Fondations théoriques
Le framework Team Topologies définit quatre topologies fondamentales (stream-aligned, platform, enabling, complicated subsystem teams) et trois modes d'interaction (collaboration, X-as-a-service, facilitating). La Loi de Conway stipule que l'architecture des systèmes reflète la structure de communication de l'organisation qui les produit. Ces principes permettent d'analyser et de concevoir des structures organisationnelles Data & AI plus efficaces.
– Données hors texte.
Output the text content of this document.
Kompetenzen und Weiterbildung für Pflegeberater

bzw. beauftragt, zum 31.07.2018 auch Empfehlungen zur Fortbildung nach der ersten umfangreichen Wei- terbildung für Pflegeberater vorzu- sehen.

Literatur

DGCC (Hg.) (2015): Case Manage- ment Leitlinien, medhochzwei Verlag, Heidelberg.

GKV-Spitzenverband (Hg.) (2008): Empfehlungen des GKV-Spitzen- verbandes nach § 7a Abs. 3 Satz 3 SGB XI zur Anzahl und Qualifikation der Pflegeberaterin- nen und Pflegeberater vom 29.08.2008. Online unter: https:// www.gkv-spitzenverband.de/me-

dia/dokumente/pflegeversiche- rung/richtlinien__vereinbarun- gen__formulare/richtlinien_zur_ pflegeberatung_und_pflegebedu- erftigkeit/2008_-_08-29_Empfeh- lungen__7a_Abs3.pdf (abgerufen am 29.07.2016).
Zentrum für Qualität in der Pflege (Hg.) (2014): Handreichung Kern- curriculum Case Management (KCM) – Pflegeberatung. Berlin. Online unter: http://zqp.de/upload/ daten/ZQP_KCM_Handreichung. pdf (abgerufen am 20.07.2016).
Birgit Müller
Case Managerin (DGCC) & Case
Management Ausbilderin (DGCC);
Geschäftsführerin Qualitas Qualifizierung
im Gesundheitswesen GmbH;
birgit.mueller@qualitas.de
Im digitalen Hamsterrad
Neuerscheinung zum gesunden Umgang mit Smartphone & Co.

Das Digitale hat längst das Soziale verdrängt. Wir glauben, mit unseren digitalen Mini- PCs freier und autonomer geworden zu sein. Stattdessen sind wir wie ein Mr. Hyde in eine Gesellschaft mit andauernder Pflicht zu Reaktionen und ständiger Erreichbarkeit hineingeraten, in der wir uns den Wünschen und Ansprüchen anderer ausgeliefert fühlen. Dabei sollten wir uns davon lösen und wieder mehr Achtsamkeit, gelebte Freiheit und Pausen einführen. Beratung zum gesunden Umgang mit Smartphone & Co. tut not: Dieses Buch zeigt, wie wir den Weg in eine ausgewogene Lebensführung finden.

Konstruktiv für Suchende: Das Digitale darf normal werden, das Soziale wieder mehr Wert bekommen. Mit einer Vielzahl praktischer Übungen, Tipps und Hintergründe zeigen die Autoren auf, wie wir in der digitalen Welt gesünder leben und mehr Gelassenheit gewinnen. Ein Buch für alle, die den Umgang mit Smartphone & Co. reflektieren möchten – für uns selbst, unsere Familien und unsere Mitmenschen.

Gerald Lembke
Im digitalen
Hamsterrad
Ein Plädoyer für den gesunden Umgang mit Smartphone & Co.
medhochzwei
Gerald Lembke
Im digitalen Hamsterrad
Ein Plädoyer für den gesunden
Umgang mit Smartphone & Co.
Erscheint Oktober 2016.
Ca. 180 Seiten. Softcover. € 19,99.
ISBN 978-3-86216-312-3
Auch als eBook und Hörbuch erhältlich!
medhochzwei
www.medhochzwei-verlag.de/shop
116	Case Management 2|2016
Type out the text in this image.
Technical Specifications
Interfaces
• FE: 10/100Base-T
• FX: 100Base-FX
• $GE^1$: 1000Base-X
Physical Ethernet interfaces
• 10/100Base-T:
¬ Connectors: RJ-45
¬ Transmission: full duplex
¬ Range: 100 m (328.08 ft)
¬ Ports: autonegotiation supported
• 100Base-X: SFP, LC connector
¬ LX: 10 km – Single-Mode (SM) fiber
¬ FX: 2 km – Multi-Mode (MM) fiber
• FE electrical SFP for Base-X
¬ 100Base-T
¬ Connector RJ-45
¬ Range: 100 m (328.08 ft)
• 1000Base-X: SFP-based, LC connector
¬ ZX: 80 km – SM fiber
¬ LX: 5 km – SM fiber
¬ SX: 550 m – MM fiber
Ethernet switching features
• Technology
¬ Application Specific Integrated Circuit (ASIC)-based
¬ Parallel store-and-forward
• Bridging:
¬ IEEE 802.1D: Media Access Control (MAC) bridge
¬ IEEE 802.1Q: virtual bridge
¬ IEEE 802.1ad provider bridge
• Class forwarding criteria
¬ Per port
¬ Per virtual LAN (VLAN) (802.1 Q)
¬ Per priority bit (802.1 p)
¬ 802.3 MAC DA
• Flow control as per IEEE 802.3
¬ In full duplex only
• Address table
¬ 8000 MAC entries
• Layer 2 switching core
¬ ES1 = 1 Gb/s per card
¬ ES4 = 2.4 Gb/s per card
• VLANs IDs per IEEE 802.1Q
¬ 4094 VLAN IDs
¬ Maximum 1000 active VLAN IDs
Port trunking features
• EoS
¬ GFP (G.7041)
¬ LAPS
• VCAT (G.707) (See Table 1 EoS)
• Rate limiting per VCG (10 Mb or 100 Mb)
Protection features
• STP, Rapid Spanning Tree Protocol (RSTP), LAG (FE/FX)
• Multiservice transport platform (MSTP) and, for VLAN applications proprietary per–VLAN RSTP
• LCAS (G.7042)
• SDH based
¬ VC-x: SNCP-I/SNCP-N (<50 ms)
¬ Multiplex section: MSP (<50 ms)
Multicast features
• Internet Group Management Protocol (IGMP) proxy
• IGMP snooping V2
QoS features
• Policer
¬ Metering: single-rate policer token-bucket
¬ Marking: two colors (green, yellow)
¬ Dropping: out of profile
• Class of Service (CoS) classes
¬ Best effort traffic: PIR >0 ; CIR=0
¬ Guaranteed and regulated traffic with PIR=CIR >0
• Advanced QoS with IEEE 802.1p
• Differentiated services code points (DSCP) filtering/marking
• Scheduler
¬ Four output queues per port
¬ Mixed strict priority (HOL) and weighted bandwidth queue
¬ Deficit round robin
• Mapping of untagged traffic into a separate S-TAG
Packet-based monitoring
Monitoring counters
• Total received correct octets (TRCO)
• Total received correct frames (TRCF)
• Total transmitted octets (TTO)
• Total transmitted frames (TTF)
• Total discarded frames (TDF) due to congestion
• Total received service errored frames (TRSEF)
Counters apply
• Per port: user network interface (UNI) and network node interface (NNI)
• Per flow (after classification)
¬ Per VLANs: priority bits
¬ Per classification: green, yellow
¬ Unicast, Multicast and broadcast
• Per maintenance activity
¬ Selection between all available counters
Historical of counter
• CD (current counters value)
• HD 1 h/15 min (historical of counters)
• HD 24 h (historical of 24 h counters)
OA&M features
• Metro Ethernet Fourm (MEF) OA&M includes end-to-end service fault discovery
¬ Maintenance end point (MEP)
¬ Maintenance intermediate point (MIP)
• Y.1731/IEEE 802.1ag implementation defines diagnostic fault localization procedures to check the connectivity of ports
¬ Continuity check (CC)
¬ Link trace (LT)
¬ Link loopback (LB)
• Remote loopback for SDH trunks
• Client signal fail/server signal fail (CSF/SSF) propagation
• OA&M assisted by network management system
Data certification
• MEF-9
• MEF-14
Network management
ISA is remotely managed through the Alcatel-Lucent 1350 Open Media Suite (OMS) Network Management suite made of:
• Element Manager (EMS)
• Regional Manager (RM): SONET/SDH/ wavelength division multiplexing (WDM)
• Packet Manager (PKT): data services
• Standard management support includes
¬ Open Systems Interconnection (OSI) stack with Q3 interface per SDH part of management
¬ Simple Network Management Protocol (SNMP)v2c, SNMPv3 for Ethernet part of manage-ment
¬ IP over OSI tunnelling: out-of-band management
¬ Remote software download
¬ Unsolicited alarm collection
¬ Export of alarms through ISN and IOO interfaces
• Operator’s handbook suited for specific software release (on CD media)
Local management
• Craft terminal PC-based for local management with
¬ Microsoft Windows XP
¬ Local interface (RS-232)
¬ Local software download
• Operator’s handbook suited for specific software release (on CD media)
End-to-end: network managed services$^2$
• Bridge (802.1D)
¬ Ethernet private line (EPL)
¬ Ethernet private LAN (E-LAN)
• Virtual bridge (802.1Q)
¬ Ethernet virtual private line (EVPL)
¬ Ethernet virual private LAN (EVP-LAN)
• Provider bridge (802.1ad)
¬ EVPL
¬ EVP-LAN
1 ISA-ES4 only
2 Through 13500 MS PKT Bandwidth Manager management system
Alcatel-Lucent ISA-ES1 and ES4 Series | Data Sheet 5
Cas 1 : Entreprise moyenne, expérience AI basique
L'article examine trois scénarios pour une entreprise ayant commencé ses initiatives AI il y a quelques années. Le scénario 1.1 (experts décentralisés) conduit à des solutions point-to-point sans coordination, créant un patchwork technologique. Le scénario 1.2 (équipe produit Data & AI centralisée) génère une charge de communication excessive pour le Product Owner et limite l'autonomie de l'équipe face aux multiples stakeholders.
Le scénario 1.3 (pool d'experts Data & AI) émerge comme solution optimale : les data experts sont alloués temporairement aux équipes business/produit selon les besoins, passant 10-20% de leur temps dans leur "home base" pour développement de plateforme et connaissances. Les Analytics Translators agissent comme facilitateurs, gérant l'allocation des ressources et augmentant la data literacy organisationnelle.
Topologies adaptatives
Un concept clé est l'adaptation dynamique de la topologie : un data scientist peut commencer en stream-aligned team (collaboration étroite), évoluer vers complicated subsystem team (communication réduite), puis vers platform team (as-a-service) au fur et à mesure que la solution AI progresse dans son cycle de vie. Cette adaptabilité permet de gérer la charge cognitive et d'optimiser la communication.
Cas 2 : Grande entreprise, expérience AI avancée
Pour les organisations matures, la structure évolue vers des data experts permanents dans les product teams, soutenus par une ML engineering enabling team (formations, code reviews, best practices) et une data engineering platform team (templates pipelines, workspaces cloud as-a-service). Les Communities of Practice remplacent les équipes physiques pour le développement des connaissances.
Gouvernance et évolution
L'article souligne l'importance de la maturité data governance : transférer l'ownership des pipelines de préparation de données vers les product teams génératrices de données réduit la complexité et la charge opérationnelle de l'équipe plateforme centrale, tout en simplifiant l'architecture système selon la Loi de Conway.
Conclusion pratique
Van den Heuvel insiste qu'aucun design unique ne convient universellement. Chaque organisation doit évaluer ses propres scénarios en utilisant ces principes pour dériver la structure Data & AI optimale pour son contexte spécifique, sa taille et sa maturité AI.